Writing has always been cathartic for me. Normally it’s ranting, cathartic against anger or annoyance, but now, I need it to be cathartic against grief.

We’re in mourning. We’re in mourning on our laptops and in real life: offline, and online. Right now, the line between those two seems blurrier than ever. Tears running down my face; a genuine representation of the [crying] emoji. There are people sitting all over the world who met Michael in person, who shared fantastic experiences with him, who now have the internet to turn to for comfort. I’m one of the lucky ones: I’m in Berlin, along with a bunch of other people who loved him like I did. We met up in person, and hugged, and told stories of all the funny and happy times we had with him.

And when we’re alone, with our laptops for comfort - we look for him online, because that’s where he lived, too. It isn’t like grieving Before Internet, because we online inhabitants who knew him don’t have a physical place to go to to pay our respects. There’s no grave to visit, no house we can leave flowers at (at least, not in person).

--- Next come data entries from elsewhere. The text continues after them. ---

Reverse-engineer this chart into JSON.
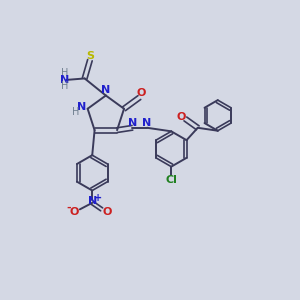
{
  "bg_color": "#d4d8e4",
  "bond_color": "#3a3a5a",
  "N_color": "#2020cc",
  "O_color": "#cc2020",
  "S_color": "#b8b800",
  "Cl_color": "#208020",
  "H_color": "#708090",
  "figsize": [
    3.0,
    3.0
  ],
  "dpi": 100,
  "xlim": [
    0,
    10
  ],
  "ylim": [
    0,
    10
  ]
}
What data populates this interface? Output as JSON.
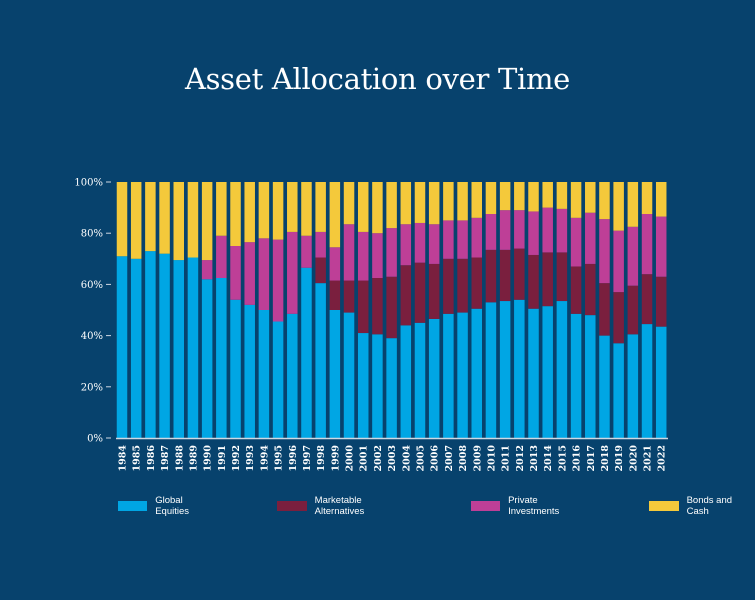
{
  "chart_data": {
    "type": "bar",
    "stacked": true,
    "title": "Asset Allocation over Time",
    "xlabel": "",
    "ylabel": "",
    "ylim": [
      0,
      100
    ],
    "yticks": [
      "0%",
      "20%",
      "40%",
      "60%",
      "80%",
      "100%"
    ],
    "grid": false,
    "legend_position": "bottom",
    "categories": [
      "1984",
      "1985",
      "1986",
      "1987",
      "1988",
      "1989",
      "1990",
      "1991",
      "1992",
      "1993",
      "1994",
      "1995",
      "1996",
      "1997",
      "1998",
      "1999",
      "2000",
      "2001",
      "2002",
      "2003",
      "2004",
      "2005",
      "2006",
      "2007",
      "2008",
      "2009",
      "2010",
      "2011",
      "2012",
      "2013",
      "2014",
      "2015",
      "2016",
      "2017",
      "2018",
      "2019",
      "2020",
      "2021",
      "2022"
    ],
    "series": [
      {
        "name": "Global Equities",
        "color": "#00a6e4",
        "values": [
          71,
          70,
          73,
          72,
          69.5,
          70.5,
          62,
          62.5,
          54,
          52,
          50,
          45.5,
          48.5,
          66.5,
          60.5,
          50,
          49,
          41,
          40.5,
          39,
          44,
          45,
          46.5,
          48.5,
          49,
          50.5,
          53,
          53.5,
          54,
          50.5,
          51.5,
          53.5,
          48.5,
          48,
          40,
          37,
          40.5,
          44.5,
          43.5
        ]
      },
      {
        "name": "Marketable Alternatives",
        "color": "#7a1f3e",
        "values": [
          0,
          0,
          0,
          0,
          0,
          0,
          0,
          0,
          0,
          0,
          0,
          0,
          0,
          0,
          10,
          11.5,
          12.5,
          20.5,
          22,
          24,
          23.5,
          23.5,
          21.5,
          21.5,
          21,
          20,
          20.5,
          20,
          20,
          21,
          21,
          19,
          18.5,
          20,
          20.5,
          20,
          19,
          19.5,
          19.5
        ]
      },
      {
        "name": "Private Investments",
        "color": "#be3f97",
        "values": [
          0,
          0,
          0,
          0,
          0,
          0,
          7.5,
          16.5,
          21,
          24.5,
          28,
          32,
          32,
          12.5,
          10,
          13,
          22,
          19,
          17.5,
          19,
          16,
          15.5,
          15.5,
          15,
          15,
          15.5,
          14,
          15.5,
          15,
          17,
          17.5,
          17,
          19,
          20,
          25,
          24,
          23,
          23.5,
          23.5
        ]
      },
      {
        "name": "Bonds and Cash",
        "color": "#f4c93b",
        "values": [
          29,
          30,
          27,
          28,
          30.5,
          29.5,
          30.5,
          21,
          25,
          23.5,
          22,
          22.5,
          19.5,
          21,
          19.5,
          25.5,
          16.5,
          19.5,
          20,
          18,
          16.5,
          16,
          16.5,
          15,
          15,
          14,
          12.5,
          11,
          11,
          11.5,
          10,
          10.5,
          14,
          12,
          14.5,
          19,
          17.5,
          12.5,
          13.5
        ]
      }
    ]
  }
}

So we have chatrooms, we have Skype, we have Facebook, we have Twitter. We can see his unfinished projects on Github, listen to his voice on his Vimeo channel. Watch videos we made for him on Youtube, and see his face on Flickr. His online presence reaches far, further than I had imagined it could.

Who knew online corporate services could bring us such comfort? How ironic, given his dedication to freedom in the digital age. We search for his online nickname, we Google his name. We find sides to him we hadn’t known, and we wish we had asked him more about. It has hints of what I’ve observed online before when celebrities die; the public outpouring of sadness, the shared grief. But this is different: we knew him. We laughed and joked and danced with him - we just aren’t in the same physical place as him, and we won’t be for a long time.

I keep looking at the @mentions of his Twitter handle to convince myself that it’s real, he’s gone, and to draw some kind of comfort from others’ sadness. I’m far from being the only one who is grieving right now, and tweets are coming from all over the world - from Kathmandu to Buenos Aires, Santiago de Chile to Cape Town, Reykjavik to Boston, MA. I used to think sharing such private, personal emotion on a public platform was somehow inappropriate, but right now I’m so glad that I can look there and see that I’m not alone, that this is real.

I even keep looking at his actual tweets, hoping that somehow this will be a joke, there’ll be an update, and that, like Nick joked, he’d remind us all to check our sources better before coming to drastic conclusions. He won’t, of course.

I stare at my screen: he changed the colours in my terminal to be black and green, so that I’d look like a “real hacker” when using the command line. We have old emails, hilarious emails. “I looooove long email threads, let’s keep this going”, he says.

We video call each other, puffy eyes and all, and send each other photos. We email on lists. We share photos on a Facebook wall. It all isn’t enough, of course. There’s just one thing we all want to happen, and it’s not going to.

I saw Michael two weeks ago in Buenos Aires, for the first time in a year or so. The year that had passed didn’t seem like a long time when we met; we picked up where we had left off, we went to some of the same places that we had been to together in Buenos Aires three summers ago.

I want so, so much to see him again in a year’s time. It’s going to be a long year.